ロマンスではないが、今回は出会い方が上手くいかなかった事を書いてみたい。
大阪市内のモールでやっていた「バンクシー展」に行ってきた。
バンクシーとは匿名で活動する有名な絵描きで、大量消費や格差社会など、社会問題を皮肉った内容の絵を町の壁などに描きつけている人物らしい。
一種のカリスマのような扱いなのだろうか。
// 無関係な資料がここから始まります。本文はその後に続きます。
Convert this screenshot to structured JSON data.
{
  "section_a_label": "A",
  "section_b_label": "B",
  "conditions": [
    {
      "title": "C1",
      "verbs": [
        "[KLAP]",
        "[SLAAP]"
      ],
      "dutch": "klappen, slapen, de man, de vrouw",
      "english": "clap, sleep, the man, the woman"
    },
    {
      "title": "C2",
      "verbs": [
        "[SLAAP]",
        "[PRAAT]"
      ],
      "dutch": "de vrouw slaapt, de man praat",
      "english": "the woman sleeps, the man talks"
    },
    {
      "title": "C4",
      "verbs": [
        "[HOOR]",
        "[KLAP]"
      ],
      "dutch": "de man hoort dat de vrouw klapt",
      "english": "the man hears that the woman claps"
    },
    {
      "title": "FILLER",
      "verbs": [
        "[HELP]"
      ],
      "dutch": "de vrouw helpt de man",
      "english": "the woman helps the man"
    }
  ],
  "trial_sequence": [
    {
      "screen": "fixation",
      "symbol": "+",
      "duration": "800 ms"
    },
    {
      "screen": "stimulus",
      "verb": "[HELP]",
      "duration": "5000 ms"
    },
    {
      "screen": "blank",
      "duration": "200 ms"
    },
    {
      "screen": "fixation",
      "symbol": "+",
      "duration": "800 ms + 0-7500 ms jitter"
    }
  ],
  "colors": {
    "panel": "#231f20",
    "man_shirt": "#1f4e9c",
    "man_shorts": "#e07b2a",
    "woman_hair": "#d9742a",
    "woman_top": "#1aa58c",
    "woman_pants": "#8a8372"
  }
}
展覧会の看板に「彼は天才か、反逆者か」なる煽り文句がついており、来場者は若者が多かったように思う。
バンクシーについてほとんど知らず、名前を聞いた事がある程度だった私は、展示されていたほとんどの作品を初めて見たのだが、多くの作品にユーモアと皮肉があり、好感触を持ったものも複数ある。
暴徒が火炎瓶の代わりに花束を投げている絵(有名なようだ)などは、特に小気味良かった。
一方で多くの作品が、「悪者」のアイコンを設定してこき下ろす内容だったのは、個人的に好ましく映らなかった。
例えば弱者を押さえつける権力の象徴として警察官や兵隊、
富を貪る資本主義の象徴としてディズニーやマクドナルドがやり玉に挙がっていたりする。
これらのアイコンが露悪的でまぬけに描かれている、いかにもな風刺画といった作品群に関して私はどうにも、作者が気に入らない対象を頭ごなしに否定しているような印象を抱く。
総合して、私はバンクシーを好きになれなかった。
改めてバンクシーの絵を気に入らなかった原因を考えてみた時、バンクシーは風刺をやるには権威を持ちすぎていたからだと思った。
そもそも私は風刺という文化を問題提起のツールとして見た場合、程度の低いものだと考える。
自分が取り組むには荷が勝つ問題を、まるで無責任な立場から好き勝手に、問題の末端部分だけを茶化すというのは、いうなれば負け犬の遠吠え的な弱者の発想であると思うのだ。
表現の方法はともかく、行動の内容は匿名掲示板に書かれた程度の低い、短絡的な政治批判なんかと同じようなものではないか。
であるので、本来風刺というものは高く評価されるものではない。
権威のない場で発表され、流し見してクスリと笑えれば上々のものである。
もし私がバンクシーを見たのが路地裏の壁だったり、3流雑誌の1ページであったりしたなら、違う印象を抱いていたかもしれない。
だが展覧会でバンクシーは体制に反逆する無頼漢だ、とか、社会を痛烈に斬るカリスマだ、といった持ち上げ方をされていた。実際の彼のスタンスは解らないが、そんな紹介文の横で額縁に入って綺麗に並べられた作品は、私にはひどく傲慢なものに映ったのだ。
例えば、先の例に出した社会の負け犬たちがたむろするネット掲示板の書き込みなどは、
「日本は本当に腐ってるよな、悪いのはひとえに政治家の怠慢だよ。」など無責任に誰かをこき下ろした後、
「まあ俺は働いてないからそれ以上に怠慢なんだけどね。」みたいな結びを入れたりする奴がいる。
そういった無力さの自覚というか、ある種の卑屈さ、漫才でいう「誰が言うてんねん」待ちのスタンスが感じられれば、私はバンクシーを好きになれていたかもしれない。